Carbon dioxide-Enhanced Oil Recovery (CO2-EOR) is known as one of techniques for hydrocarbon production improvement as wells as an important candidate to reduce greenhouse gas emissions. Thus, an ideal development strategy for a CO2-EOR project would consider multiple objectives including to maximize oil recovery, CO2 storage volume and project economic outcomes.
This work proposes a robust computational framework that couples artificial neural network (ANN) and multi-objective optimizers to optimize the aforementioned objectives in CO2-EOR processes simultaneously. Expert ANN systems are trained and employed as surrogate models of the high-fidelity compositional simulator in the optimization workflow. The robustness of the development optimization protocol is confirmed via a synthetic injection-pattern-base case study.

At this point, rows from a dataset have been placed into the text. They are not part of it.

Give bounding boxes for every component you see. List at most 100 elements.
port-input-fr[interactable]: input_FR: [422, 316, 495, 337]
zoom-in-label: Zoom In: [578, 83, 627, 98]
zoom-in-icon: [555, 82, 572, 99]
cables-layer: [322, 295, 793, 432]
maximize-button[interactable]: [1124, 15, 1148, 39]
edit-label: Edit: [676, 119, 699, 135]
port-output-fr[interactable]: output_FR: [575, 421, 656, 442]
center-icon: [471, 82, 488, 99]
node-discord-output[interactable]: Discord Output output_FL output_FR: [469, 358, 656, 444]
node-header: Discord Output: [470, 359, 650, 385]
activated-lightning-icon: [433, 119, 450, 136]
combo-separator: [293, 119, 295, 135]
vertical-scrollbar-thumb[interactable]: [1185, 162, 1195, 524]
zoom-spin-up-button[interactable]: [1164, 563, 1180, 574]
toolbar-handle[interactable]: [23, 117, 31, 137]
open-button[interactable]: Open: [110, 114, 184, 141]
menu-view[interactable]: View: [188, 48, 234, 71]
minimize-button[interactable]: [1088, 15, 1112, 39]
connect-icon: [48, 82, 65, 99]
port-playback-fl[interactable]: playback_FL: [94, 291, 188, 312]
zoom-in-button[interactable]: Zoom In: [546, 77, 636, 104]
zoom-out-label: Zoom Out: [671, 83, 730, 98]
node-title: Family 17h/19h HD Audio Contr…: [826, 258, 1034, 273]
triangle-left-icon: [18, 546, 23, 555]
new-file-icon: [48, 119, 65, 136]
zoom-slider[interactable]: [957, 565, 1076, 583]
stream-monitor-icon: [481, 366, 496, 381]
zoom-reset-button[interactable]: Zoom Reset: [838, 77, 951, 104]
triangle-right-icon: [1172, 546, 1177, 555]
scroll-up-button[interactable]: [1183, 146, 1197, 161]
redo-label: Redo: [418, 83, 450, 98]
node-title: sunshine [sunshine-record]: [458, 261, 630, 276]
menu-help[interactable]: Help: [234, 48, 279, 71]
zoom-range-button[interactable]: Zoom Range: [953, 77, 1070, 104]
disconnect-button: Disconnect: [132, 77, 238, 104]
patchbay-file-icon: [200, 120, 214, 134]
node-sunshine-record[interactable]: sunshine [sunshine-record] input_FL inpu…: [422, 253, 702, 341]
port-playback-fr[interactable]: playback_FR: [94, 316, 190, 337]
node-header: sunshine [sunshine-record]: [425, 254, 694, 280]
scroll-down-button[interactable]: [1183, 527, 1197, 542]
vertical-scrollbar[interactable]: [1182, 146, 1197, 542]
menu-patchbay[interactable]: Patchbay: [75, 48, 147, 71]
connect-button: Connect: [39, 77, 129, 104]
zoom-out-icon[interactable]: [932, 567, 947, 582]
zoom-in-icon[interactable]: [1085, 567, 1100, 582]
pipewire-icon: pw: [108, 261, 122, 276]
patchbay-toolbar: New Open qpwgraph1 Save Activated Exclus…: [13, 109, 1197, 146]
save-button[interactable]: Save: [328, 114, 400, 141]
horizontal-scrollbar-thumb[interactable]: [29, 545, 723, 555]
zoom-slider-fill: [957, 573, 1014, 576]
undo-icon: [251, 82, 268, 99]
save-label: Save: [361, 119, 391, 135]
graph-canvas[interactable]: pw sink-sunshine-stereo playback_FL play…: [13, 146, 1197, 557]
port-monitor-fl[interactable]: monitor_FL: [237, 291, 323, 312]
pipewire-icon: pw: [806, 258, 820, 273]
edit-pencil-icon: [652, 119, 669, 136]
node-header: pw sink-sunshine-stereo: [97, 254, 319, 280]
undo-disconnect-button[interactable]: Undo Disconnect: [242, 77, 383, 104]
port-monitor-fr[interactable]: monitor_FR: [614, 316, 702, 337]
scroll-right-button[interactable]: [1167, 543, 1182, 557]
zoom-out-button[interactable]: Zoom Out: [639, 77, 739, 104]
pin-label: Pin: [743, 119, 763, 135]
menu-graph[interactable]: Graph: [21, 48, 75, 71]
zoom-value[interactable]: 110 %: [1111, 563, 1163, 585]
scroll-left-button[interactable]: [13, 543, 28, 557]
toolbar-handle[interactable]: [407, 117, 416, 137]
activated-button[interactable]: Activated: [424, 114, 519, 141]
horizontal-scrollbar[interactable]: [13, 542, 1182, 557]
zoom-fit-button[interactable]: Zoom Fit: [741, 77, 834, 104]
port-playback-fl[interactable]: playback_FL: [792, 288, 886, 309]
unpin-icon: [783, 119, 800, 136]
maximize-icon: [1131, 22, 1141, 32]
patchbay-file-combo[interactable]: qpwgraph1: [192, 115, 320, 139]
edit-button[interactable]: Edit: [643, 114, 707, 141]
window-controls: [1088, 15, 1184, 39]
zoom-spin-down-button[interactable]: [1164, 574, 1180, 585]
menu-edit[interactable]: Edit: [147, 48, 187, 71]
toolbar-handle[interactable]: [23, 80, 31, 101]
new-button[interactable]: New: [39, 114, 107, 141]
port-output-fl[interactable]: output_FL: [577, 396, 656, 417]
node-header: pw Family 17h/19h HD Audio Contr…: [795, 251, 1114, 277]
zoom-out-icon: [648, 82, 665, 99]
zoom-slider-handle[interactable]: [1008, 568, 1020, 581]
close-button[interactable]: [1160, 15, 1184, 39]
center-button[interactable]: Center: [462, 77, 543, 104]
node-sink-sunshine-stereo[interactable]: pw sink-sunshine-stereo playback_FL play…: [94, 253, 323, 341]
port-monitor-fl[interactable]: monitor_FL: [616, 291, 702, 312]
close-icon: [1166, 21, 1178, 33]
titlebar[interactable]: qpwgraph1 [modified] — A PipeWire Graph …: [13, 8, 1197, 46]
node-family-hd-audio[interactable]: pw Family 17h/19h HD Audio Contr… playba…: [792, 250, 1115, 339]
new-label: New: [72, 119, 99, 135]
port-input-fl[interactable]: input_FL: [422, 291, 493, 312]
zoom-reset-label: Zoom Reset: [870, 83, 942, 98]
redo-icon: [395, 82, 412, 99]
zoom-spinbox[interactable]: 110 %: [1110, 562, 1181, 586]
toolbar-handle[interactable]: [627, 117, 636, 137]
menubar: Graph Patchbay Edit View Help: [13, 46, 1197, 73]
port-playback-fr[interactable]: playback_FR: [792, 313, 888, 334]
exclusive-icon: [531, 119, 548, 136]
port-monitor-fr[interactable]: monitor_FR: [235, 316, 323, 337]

Afterward, a field implementation to Morrow-B formation to optimize the tertiary recovery stage of the field development is discussed. This work compares the optimum solution found using an aggregate objective function and the solution repository (Pareto front) generated by the multi-objective optimization process. The comparison indicates the existence of potential multi-solutions satisfying certain criteria in a CO2-EOR project designing, which cannot be found using the traditional weighted sum method. The optimization results provide significant insight into the decision-making process of the CO2-EOR project when multiple objective functions are considered.